The U.S. economy expanded 2.2 percent last quarter. The average quarterly rate of 2.4 percent since June 2009 is the slowest for a post-recession recovery period since World War II, Bloomberg data show.
Orders for computers, machinery and other non-military equipment dropped 1.9 percent in April, decreasing for a second month, data from the Commerce Department showed last week. Economists forecast a gain of 0.8 percent, according to the median of 49 estimates in a Bloomberg survey.
Jason Brady, a managing director at Thornburg Investment Management in Santa Fe, New Mexico, said the U.S. economy is expanding slowly enough that the European debt crisis has the potential to cause a recession.
Business Prospects
“How long is it going to look like that?” Brady, who helps oversee about $76 billion at Thornburg, said in a May 24 phone interview. “If the prospects for businesses generally are less good, slower economic growth, slower global growth, then investing in those businesses is far less helpful.”

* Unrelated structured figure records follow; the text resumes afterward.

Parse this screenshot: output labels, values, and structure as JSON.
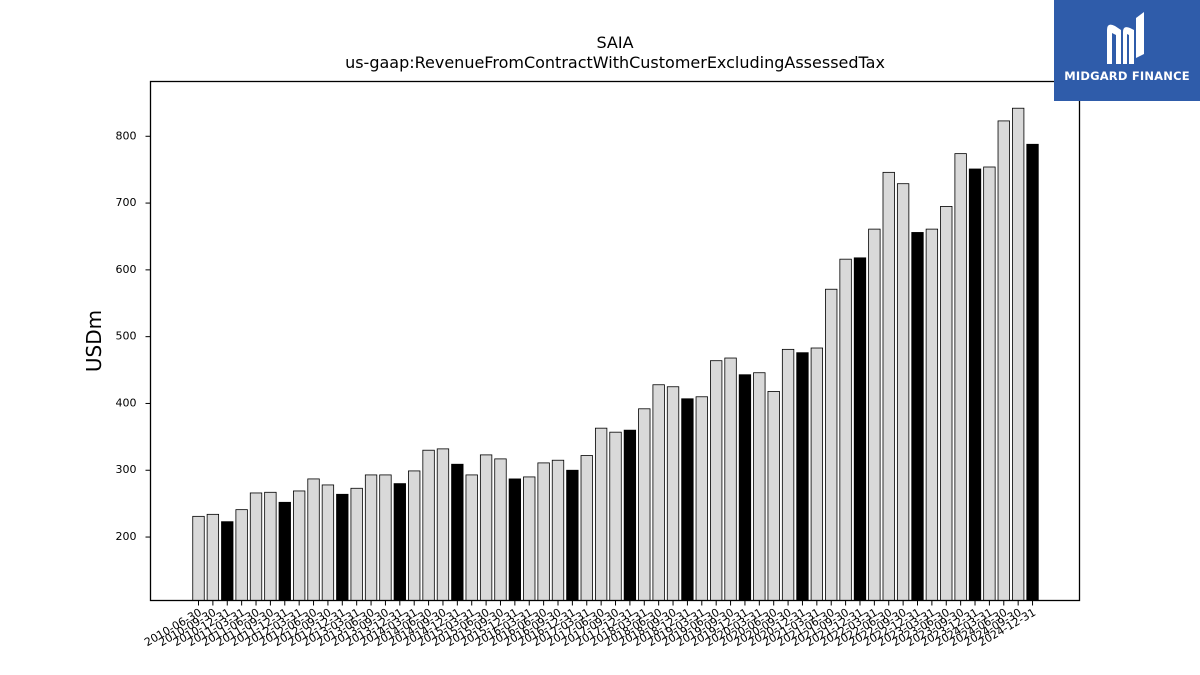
{
  "chart_data": {
    "type": "bar",
    "title": "SAIA",
    "subtitle": "us-gaap:RevenueFromContractWithCustomerExcludingAssessedTax",
    "xlabel": "",
    "ylabel": "USDm",
    "ylim": [
      105,
      882
    ],
    "yticks": [
      200,
      300,
      400,
      500,
      600,
      700,
      800
    ],
    "grid": false,
    "colors": {
      "bar": "#d9d9d9",
      "highlight": "#000000",
      "edge": "#000000"
    },
    "categories": [
      "2010-06-30",
      "2010-09-30",
      "2010-12-31",
      "2011-03-31",
      "2011-06-30",
      "2011-09-30",
      "2011-12-31",
      "2012-03-31",
      "2012-06-30",
      "2012-09-30",
      "2012-12-31",
      "2013-03-31",
      "2013-06-30",
      "2013-09-30",
      "2013-12-31",
      "2014-03-31",
      "2014-06-30",
      "2014-09-30",
      "2014-12-31",
      "2015-03-31",
      "2015-06-30",
      "2015-09-30",
      "2015-12-31",
      "2016-03-31",
      "2016-06-30",
      "2016-09-30",
      "2016-12-31",
      "2017-03-31",
      "2017-06-30",
      "2017-09-30",
      "2017-12-31",
      "2018-03-31",
      "2018-06-30",
      "2018-09-30",
      "2018-12-31",
      "2019-03-31",
      "2019-06-30",
      "2019-09-30",
      "2019-12-31",
      "2020-03-31",
      "2020-06-30",
      "2020-09-30",
      "2020-12-31",
      "2021-03-31",
      "2021-06-30",
      "2021-09-30",
      "2021-12-31",
      "2022-03-31",
      "2022-06-30",
      "2022-09-30",
      "2022-12-31",
      "2023-03-31",
      "2023-06-30",
      "2023-09-30",
      "2023-12-31",
      "2024-03-31",
      "2024-06-30",
      "2024-09-30",
      "2024-12-31"
    ],
    "values": [
      231,
      234,
      223,
      241,
      266,
      267,
      252,
      269,
      287,
      278,
      264,
      273,
      293,
      293,
      280,
      299,
      330,
      332,
      309,
      293,
      323,
      317,
      287,
      290,
      311,
      315,
      300,
      322,
      363,
      357,
      360,
      392,
      428,
      425,
      407,
      410,
      464,
      468,
      443,
      446,
      418,
      481,
      476,
      483,
      571,
      616,
      618,
      661,
      746,
      729,
      656,
      661,
      695,
      774,
      751,
      754,
      823,
      842,
      788
    ],
    "highlighted_bars": [
      "2010-12-31",
      "2011-12-31",
      "2012-12-31",
      "2013-12-31",
      "2014-12-31",
      "2015-12-31",
      "2016-12-31",
      "2017-12-31",
      "2018-12-31",
      "2019-12-31",
      "2020-12-31",
      "2021-12-31",
      "2022-12-31",
      "2023-12-31",
      "2024-12-31"
    ]
  },
  "logo": {
    "text": "MIDGARD FINANCE",
    "icon": "midgard-logo-icon",
    "background": "#2f5caa"
  }
}
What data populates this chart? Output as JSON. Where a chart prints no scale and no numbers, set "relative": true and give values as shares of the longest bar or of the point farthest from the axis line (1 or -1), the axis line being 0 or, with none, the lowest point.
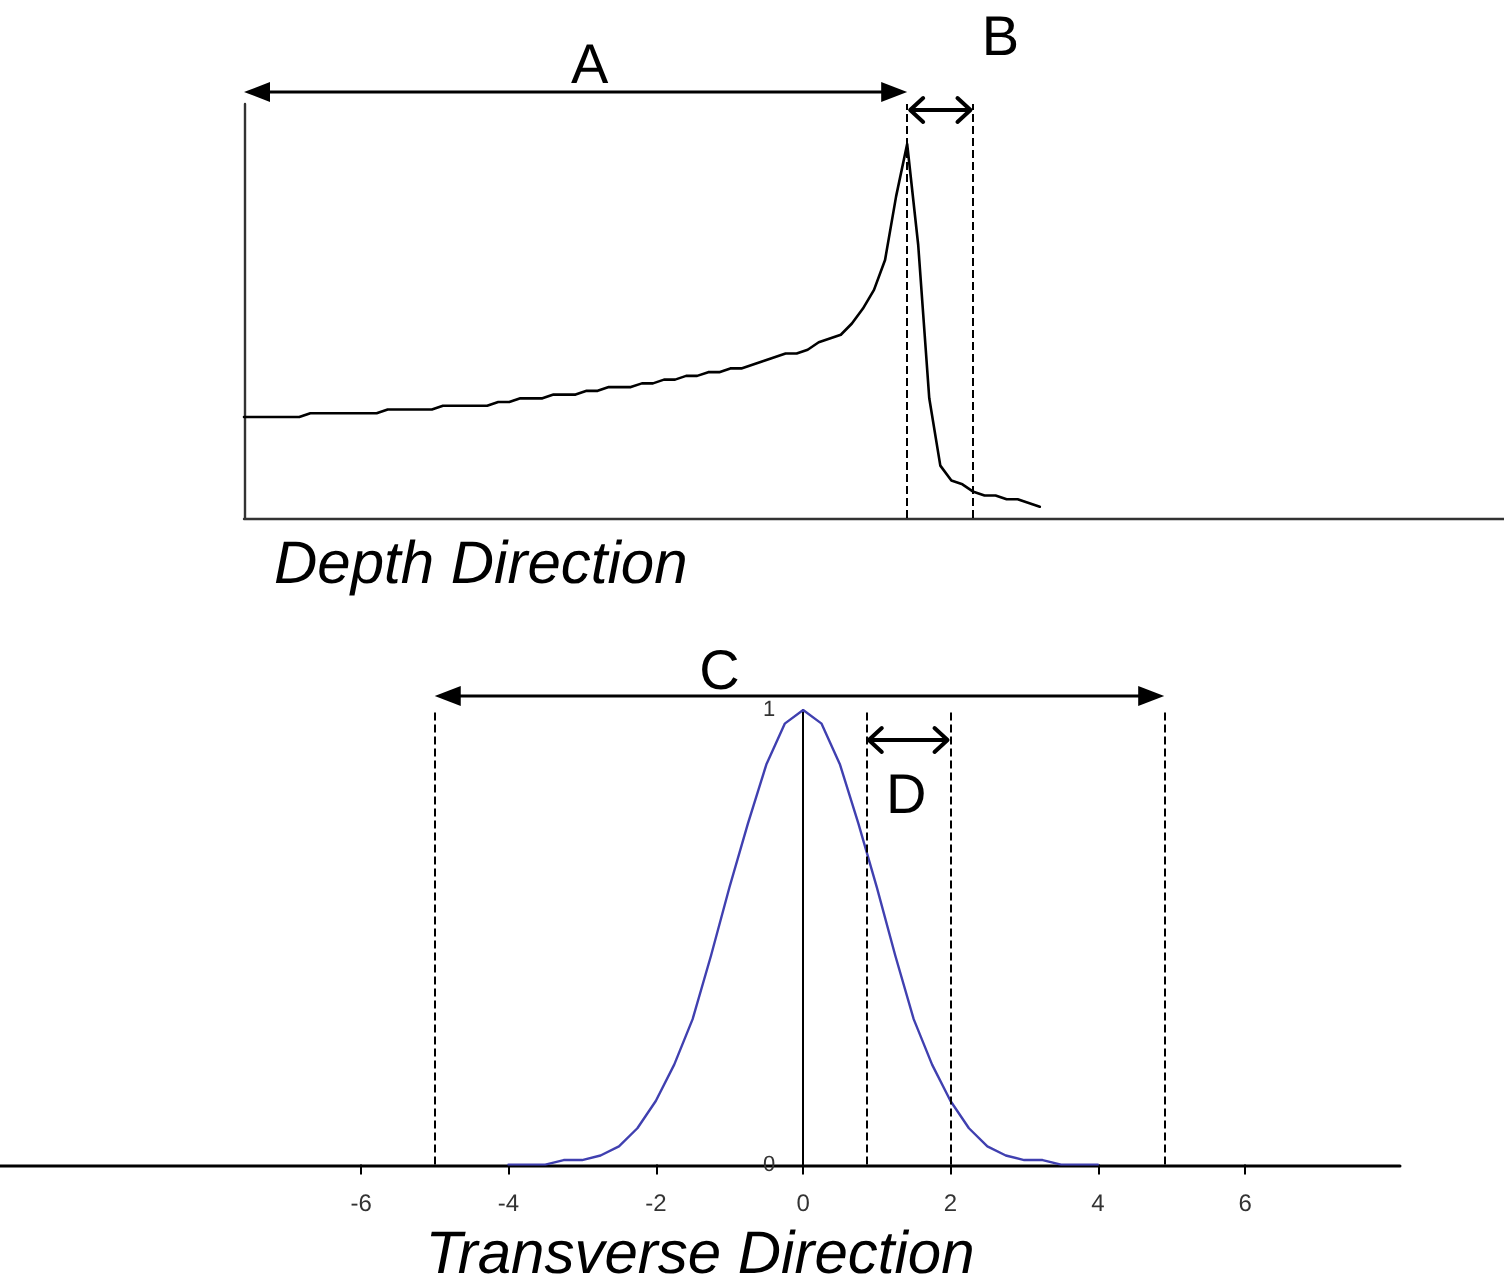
{
  "chart_data": [
    {
      "type": "line",
      "xlabel": "Depth Direction",
      "relative": true,
      "categories": [
        null,
        null,
        null,
        null,
        null,
        null,
        null,
        null,
        null,
        null,
        null,
        null,
        null,
        null,
        null,
        null,
        null,
        null,
        null,
        null,
        null,
        null,
        null,
        null,
        null,
        null,
        null,
        null,
        null,
        null,
        null,
        null,
        null,
        null,
        null,
        null,
        null,
        null,
        null,
        null,
        null,
        null,
        null,
        null,
        null,
        null,
        null,
        null,
        null,
        null,
        null,
        null,
        null,
        null,
        null,
        null,
        null,
        null,
        null,
        null,
        null,
        null,
        null,
        null,
        null,
        null,
        null,
        null,
        null,
        null,
        null,
        null,
        null,
        null,
        null,
        null,
        null,
        null,
        null,
        null,
        null,
        null,
        null,
        null,
        null,
        null,
        null,
        null,
        null,
        null,
        null,
        null,
        null,
        null,
        null,
        null,
        null,
        null,
        null,
        null,
        null,
        null,
        null,
        null,
        null,
        null,
        null,
        null,
        null,
        null,
        null,
        null,
        null,
        null,
        null
      ],
      "series": [
        {
          "color": "#000000",
          "values": [
            0.27,
            0.27,
            0.27,
            0.27,
            0.27,
            0.27,
            0.28,
            0.28,
            0.28,
            0.28,
            0.28,
            0.28,
            0.28,
            0.29,
            0.29,
            0.29,
            0.29,
            0.29,
            0.3,
            0.3,
            0.3,
            0.3,
            0.3,
            0.31,
            0.31,
            0.32,
            0.32,
            0.32,
            0.33,
            0.33,
            0.33,
            0.34,
            0.34,
            0.35,
            0.35,
            0.35,
            0.36,
            0.36,
            0.37,
            0.37,
            0.38,
            0.38,
            0.39,
            0.39,
            0.4,
            0.4,
            0.41,
            0.42,
            0.43,
            0.44,
            0.44,
            0.45,
            0.47,
            0.48,
            0.49,
            0.52,
            0.56,
            0.61,
            0.69,
            0.86,
            1,
            0.73,
            0.32,
            0.14,
            0.1,
            0.09,
            0.07,
            0.06,
            0.06,
            0.05,
            0.05,
            0.04,
            0.03,
            null,
            null,
            null,
            null,
            null,
            null,
            null,
            null,
            null,
            null,
            null,
            null,
            null,
            null,
            null,
            null,
            null,
            null,
            null,
            null,
            null,
            null,
            null,
            null,
            null,
            null,
            null,
            null,
            null,
            null,
            null,
            null,
            null,
            null,
            null,
            null,
            null,
            null,
            null,
            null,
            null,
            null
          ]
        }
      ],
      "annotations": [
        "A",
        "B"
      ]
    },
    {
      "type": "line",
      "xlabel": "Transverse Direction",
      "x": [
        -4,
        -3.75,
        -3.5,
        -3.25,
        -3,
        -2.75,
        -2.5,
        -2.25,
        -2,
        -1.75,
        -1.5,
        -1.25,
        -1,
        -0.75,
        -0.5,
        -0.25,
        0,
        0.25,
        0.5,
        0.75,
        1,
        1.25,
        1.5,
        1.75,
        2,
        2.25,
        2.5,
        2.75,
        3,
        3.25,
        3.5,
        3.75,
        4
      ],
      "series": [
        {
          "color": "#4040b0",
          "values": [
            0,
            0,
            0,
            0.01,
            0.01,
            0.02,
            0.04,
            0.08,
            0.14,
            0.22,
            0.32,
            0.46,
            0.61,
            0.75,
            0.88,
            0.97,
            1,
            0.97,
            0.88,
            0.75,
            0.61,
            0.46,
            0.32,
            0.22,
            0.14,
            0.08,
            0.04,
            0.02,
            0.01,
            0.01,
            0,
            0,
            0
          ]
        }
      ],
      "xlim": [
        -10.9,
        8.1
      ],
      "xticks": [
        -6,
        -4,
        -2,
        0,
        2,
        4,
        6
      ],
      "ylim": [
        0,
        1
      ],
      "yticks": [
        0,
        1
      ],
      "ref_lines": [
        {
          "axis": "x",
          "value": -5,
          "color": "#000000",
          "line_style": "dashed"
        },
        {
          "axis": "x",
          "value": 0.85,
          "color": "#000000",
          "line_style": "dashed"
        },
        {
          "axis": "x",
          "value": 2,
          "color": "#000000",
          "line_style": "dashed"
        },
        {
          "axis": "x",
          "value": 4.9,
          "color": "#000000",
          "line_style": "dashed"
        }
      ],
      "annotations": [
        "C",
        "D"
      ]
    }
  ]
}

Companies such as NetApp Inc., which sells hardware and software for storing data, have yet to benefit from a boost in spending as waning demand for their products and services translates into lower returns. The Sunnyvale, California-based company last week forecast first-quarter earnings that trailed analyst estimates, citing increasing uncertainty about the economic environment.
Dell Inc. CEO Michael Dell said revenue will miss estimates for the period ending in July as he’s seeing a “delay and pause in spending activity” by larger customers. Cisco Systems Inc. CEO John Chambers also said earlier this month that a decline in orders from big companies hurt fourth-quarter sales projections.
‘Growth Opportunities’
To Pioneer Investments’ John Carey, the slower-than-average expansion is a benefit for CEOs because they can increase capital spending at a steady pace, enabling a broader expansion for the economy over a longer period.
“Companies are now seeing some attractive growth opportunities for the long term,” Carey, who helps oversee about $220 billion at Pioneer in Boston, said in a telephone interview on May 23. “The more moderate growth rate means that companies don’t have to feel quite as pressured to hire lots of people and build lots of new plant right away, they can take their time and plan in a more deliberate way.”
“That’s a positive for creating conditions for a more sustained kind of recovery,” he said.